Before these letters appeared, he published the first part of what he persuaded himself to think a system of ethicks, under the title of an Essay on Man; which, if his letter to Swift, of Sept. 14, 1725, be rightly explained by the commentator, had been eight years under his consideration, and of which he seems to have desired the success with great solicitude. He had now many open, and, doubtless, many secret enemies. The dunces were yet smarting with the war; and the superiority which he publickly arrogated, disposed the world to wish his humiliation.

All this he knew, and against all this he provided. His own name, and that of his friend to whom the work is inscribed, were in the first editions carefully suppressed; and the poem, being of a new kind, was ascribed to one or another, as favour determined, or conjecture wandered; it was given, says Warburton, to every man, except him only who could write it. Those who like only when they like the author, and who are under the dominion of a name, condemned it; and those admired it who are willing to scatter praise at random, which, while it is unappropriated, excites no envy. Those friends of Pope, that were trusted with the secret, went about lavishing honours on the new-born poet, and hinting that Pope was never so much in danger from any former rival.
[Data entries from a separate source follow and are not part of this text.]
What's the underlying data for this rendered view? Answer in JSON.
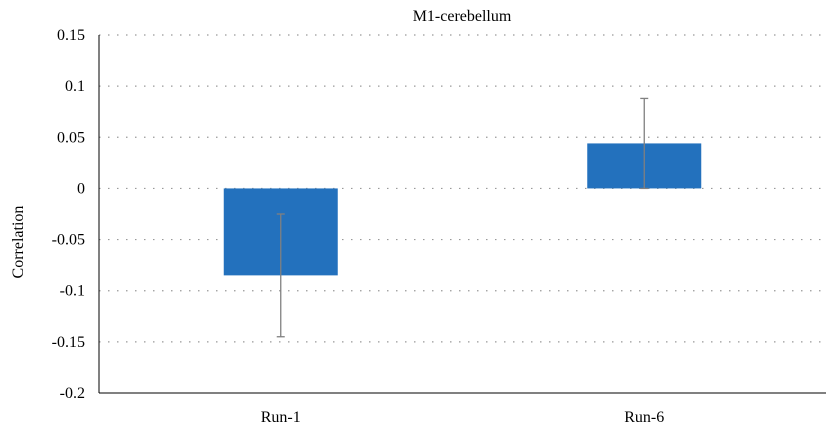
{
  "chart_data": {
    "type": "bar",
    "title": "M1-cerebellum",
    "xlabel": "",
    "ylabel": "Correlation",
    "categories": [
      "Run-1",
      "Run-6"
    ],
    "series": [
      {
        "values": [
          -0.085,
          0.044
        ],
        "error_low": [
          -0.145,
          0.0
        ],
        "error_high": [
          -0.025,
          0.088
        ]
      }
    ],
    "ylim": [
      -0.2,
      0.15
    ],
    "yticks": [
      "0.15",
      "0.1",
      "0.05",
      "0",
      "-0.05",
      "-0.1",
      "-0.15",
      "-0.2"
    ],
    "ytick_values": [
      0.15,
      0.1,
      0.05,
      0,
      -0.05,
      -0.1,
      -0.15,
      -0.2
    ],
    "grid": true,
    "grid_style": "dotted",
    "legend": "none",
    "colors": {
      "bar": "#2371bd",
      "error": "#808080",
      "axis": "#000000",
      "grid": "#999999"
    }
  }
}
To those authors whom he had personally offended, and to those whose opinion the world considered as decisive, and whom he suspected of envy or malevolence, he sent his essay as a present before publication, that they might defeat their own enmity by praises, which they could not afterwards decently retract.

With these precautions, in 1733, was published the first part of the Essay on Man. There had been, for some time, a report that Pope was busy upon a system of morality; but this design was not discovered in the new poem, which had a form and a title with which its readers were unacquainted. Its reception was not uniform; some thought it a very imperfect piece, though not without good lines. While the author was unknown, some, as will always happen, favoured him as an adventurer, and some censured him as an intruder; but all thought him above neglect; the sale increased, and editions were multiplied[133]

The subsequent editions of the first epistle exhibited two memorable corrections. At first, the poet and his friend,

Expatiate freely o’er this scene of man,
A mighty maze of walks without a plan.

For which he wrote afterwards,

A mighty maze, but not without a plan:

for, if there were no plan, it were in vain to describe or to trace the maze.